Impressively, we were the only one of our industry peers to move up on the list, further evidence that we're on a good track as a company.
The question of where David Ferrari was had haunted retired U.S. Army Sergeant Major Vincent Salceto for the better part of 66 years.
Rarely did a week go by that Salceto didn't think about his old friend. Often, he relived their last moments together in a recurring nightmare. In it, it's once again 1953 and Salceto and Ferrari are patrolling a valley in what is now North Korea. Suddenly, explosions shatter the silence and flares light up the night sky.
Crouching under a barrage of bullets, Salceto, the squad's leader, drags two of his men to safety, then he sees Ferrari lying face down on the ground. He runs out to help him, but he's too late. And that's when he always wakes up.
Italian Americans from opposite coasts – Salceto from Philadelphia, Ferrari from San Francisco – the two became close, almost like brothers, after being assigned to the same unit during the Korean War. When Ferrari died, it hit Salceto hard.
"After that, I never let anyone get close to me like I did with Dave," he says. "I couldn't; I didn't want to go through that again."
When the war ended, Salceto wanted to tell Ferrari's family how brave their son and brother had been in battle. Most of all, he wanted to salute his friend at his gravesite and give him a proper farewell.
For decades, though, Salceto had no luck finding his final resting place or locating any of his relatives. Then, in June of this year, he uncovered a clue that led him to the Italian Cemetary in Colma, California, where Ferrari is buried.

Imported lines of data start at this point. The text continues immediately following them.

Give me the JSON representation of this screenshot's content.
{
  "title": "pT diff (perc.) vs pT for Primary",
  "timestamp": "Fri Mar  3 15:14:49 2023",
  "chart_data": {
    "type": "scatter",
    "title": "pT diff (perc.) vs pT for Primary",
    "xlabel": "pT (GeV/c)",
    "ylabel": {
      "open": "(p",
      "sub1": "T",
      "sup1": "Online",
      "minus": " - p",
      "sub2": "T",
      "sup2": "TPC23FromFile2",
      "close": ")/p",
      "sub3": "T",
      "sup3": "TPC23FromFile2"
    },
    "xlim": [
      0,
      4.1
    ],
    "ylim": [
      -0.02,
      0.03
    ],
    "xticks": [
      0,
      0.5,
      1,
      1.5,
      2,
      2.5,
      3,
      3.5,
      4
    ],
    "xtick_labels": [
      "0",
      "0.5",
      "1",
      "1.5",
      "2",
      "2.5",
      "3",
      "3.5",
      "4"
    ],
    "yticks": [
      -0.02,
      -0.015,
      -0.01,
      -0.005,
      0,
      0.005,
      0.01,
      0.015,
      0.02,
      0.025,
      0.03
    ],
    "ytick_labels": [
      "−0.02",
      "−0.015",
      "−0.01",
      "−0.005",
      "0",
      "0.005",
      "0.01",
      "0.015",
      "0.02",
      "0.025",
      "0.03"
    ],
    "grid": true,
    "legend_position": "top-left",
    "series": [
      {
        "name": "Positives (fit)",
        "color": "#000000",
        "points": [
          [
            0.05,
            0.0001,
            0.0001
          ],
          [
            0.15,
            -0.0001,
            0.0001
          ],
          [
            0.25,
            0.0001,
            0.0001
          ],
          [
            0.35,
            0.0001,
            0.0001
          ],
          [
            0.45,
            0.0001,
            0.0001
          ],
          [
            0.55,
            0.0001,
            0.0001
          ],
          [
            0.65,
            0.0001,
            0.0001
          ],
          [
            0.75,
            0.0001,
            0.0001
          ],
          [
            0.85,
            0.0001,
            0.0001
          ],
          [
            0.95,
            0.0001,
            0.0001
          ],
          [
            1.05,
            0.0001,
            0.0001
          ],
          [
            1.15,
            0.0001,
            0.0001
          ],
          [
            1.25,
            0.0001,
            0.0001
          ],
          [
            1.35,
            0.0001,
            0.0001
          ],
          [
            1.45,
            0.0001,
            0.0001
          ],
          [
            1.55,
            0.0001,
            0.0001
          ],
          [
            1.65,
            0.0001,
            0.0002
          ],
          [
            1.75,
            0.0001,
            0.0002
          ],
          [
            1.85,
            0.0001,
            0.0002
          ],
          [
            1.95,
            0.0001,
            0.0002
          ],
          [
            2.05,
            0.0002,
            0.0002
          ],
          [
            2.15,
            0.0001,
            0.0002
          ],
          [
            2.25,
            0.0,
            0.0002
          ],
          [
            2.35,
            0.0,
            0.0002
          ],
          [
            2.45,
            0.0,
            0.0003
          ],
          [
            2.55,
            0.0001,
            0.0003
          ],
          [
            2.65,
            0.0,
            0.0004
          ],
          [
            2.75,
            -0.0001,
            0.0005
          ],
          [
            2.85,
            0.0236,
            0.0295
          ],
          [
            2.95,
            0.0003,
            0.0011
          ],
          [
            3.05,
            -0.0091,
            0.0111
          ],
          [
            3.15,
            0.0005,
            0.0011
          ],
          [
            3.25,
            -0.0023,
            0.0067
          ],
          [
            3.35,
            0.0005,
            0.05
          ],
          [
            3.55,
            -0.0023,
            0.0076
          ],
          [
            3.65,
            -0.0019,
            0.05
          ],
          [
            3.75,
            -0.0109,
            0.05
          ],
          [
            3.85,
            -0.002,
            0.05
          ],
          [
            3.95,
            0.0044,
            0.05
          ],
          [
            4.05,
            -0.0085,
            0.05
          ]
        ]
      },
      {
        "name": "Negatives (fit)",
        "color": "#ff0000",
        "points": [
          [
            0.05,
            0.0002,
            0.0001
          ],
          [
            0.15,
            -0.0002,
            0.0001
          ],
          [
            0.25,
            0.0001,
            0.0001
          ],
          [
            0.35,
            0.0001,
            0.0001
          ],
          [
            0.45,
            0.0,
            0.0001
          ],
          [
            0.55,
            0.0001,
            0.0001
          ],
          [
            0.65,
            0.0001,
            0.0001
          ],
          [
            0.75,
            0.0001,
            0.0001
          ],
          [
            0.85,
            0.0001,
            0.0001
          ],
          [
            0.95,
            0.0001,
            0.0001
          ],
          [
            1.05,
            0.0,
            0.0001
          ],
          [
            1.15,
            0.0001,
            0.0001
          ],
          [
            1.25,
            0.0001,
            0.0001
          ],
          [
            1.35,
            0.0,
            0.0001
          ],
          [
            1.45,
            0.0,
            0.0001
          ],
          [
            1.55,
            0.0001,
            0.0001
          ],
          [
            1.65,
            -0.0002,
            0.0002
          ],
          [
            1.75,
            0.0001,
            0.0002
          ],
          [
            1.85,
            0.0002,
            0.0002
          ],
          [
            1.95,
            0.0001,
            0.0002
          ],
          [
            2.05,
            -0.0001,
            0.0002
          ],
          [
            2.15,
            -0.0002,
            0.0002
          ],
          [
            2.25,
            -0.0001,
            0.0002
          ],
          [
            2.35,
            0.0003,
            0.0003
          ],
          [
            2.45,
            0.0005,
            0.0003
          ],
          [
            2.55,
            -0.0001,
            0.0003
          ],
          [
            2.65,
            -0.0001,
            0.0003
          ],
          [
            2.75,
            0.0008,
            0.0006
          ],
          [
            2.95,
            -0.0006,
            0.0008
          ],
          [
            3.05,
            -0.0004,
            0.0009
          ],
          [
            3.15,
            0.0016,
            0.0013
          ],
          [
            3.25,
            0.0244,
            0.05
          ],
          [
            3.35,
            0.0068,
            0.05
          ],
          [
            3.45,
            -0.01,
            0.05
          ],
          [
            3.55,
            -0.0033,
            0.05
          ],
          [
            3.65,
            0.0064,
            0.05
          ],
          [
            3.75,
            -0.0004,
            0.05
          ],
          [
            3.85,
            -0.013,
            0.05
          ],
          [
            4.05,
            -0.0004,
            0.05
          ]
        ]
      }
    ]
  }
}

Within days, Salceto, who lives in Franklinville, New Jersey, was packed and sitting aboard United Flight 731 from Philadelphia to San Francisco with his wife, Amy, and daughter, Donna Decker, on his way to Colma. For such a meaningful trip, he even wore his Army dress uniform.
That's how San Francisco-based flight attendant Noreen Baldwin spotted him as he walked down the jet bridge to get on the plane.
"I saw him and said to the other crew members, 'Oh my goodness, look at this guy,'" she says. "I knew there had to be a story."
The two struck up a conversation and Salceto told Baldwin why he was traveling. She got emotional listening to him talk and made a point of fussing over him, making sure he and his family had everything they needed.
About halfway through the flight, Baldwin had an idea. She and her fellow crew members would write messages of encouragement to Salceto and invite his fellow passengers to do the same.
"We did it discreetly," says Baldwin. "I asked the customers if they saw the man in uniform, which most had, and asked them if they wanted to write a few words for him on a cocktail napkin. A lot of people did; families did it together, parents got their kids to write something. After the first few rows, I was so choked up that I could barely talk."
When Baldwin surprised Salceto with dozens of hand-written notes, he, too, was speechless. He laid the stack on his lap and read each one. At the same time, the pilots made an announcement about the veteran over the loud speaker, after which the customers on board burst into applause.
"It seems contrived, and I hate using the word organic, but that's what it was; it just happened," Baldwin says. "Mr. Salceto was so loveable and humble, and what he was doing was so incredible, it felt like the right thing to do. And you could tell he was touched."
On June 27, Salceto finally stood before Ferrari's grave and said that long-awaited goodbye. As a trumpeter played "Taps," he unpinned a medal from his jacket and laid it reverently on the headstone.
"I had gotten a Bronze Star for my actions [the night Ferrari died] with a 'V' for valor, and that was the medal I put on Dave's grave," says Salceto, pausing to fight back tears. "I thought he was more deserving of it than I was."
For the first time in years, Salceto felt at peace. His mission was accomplished.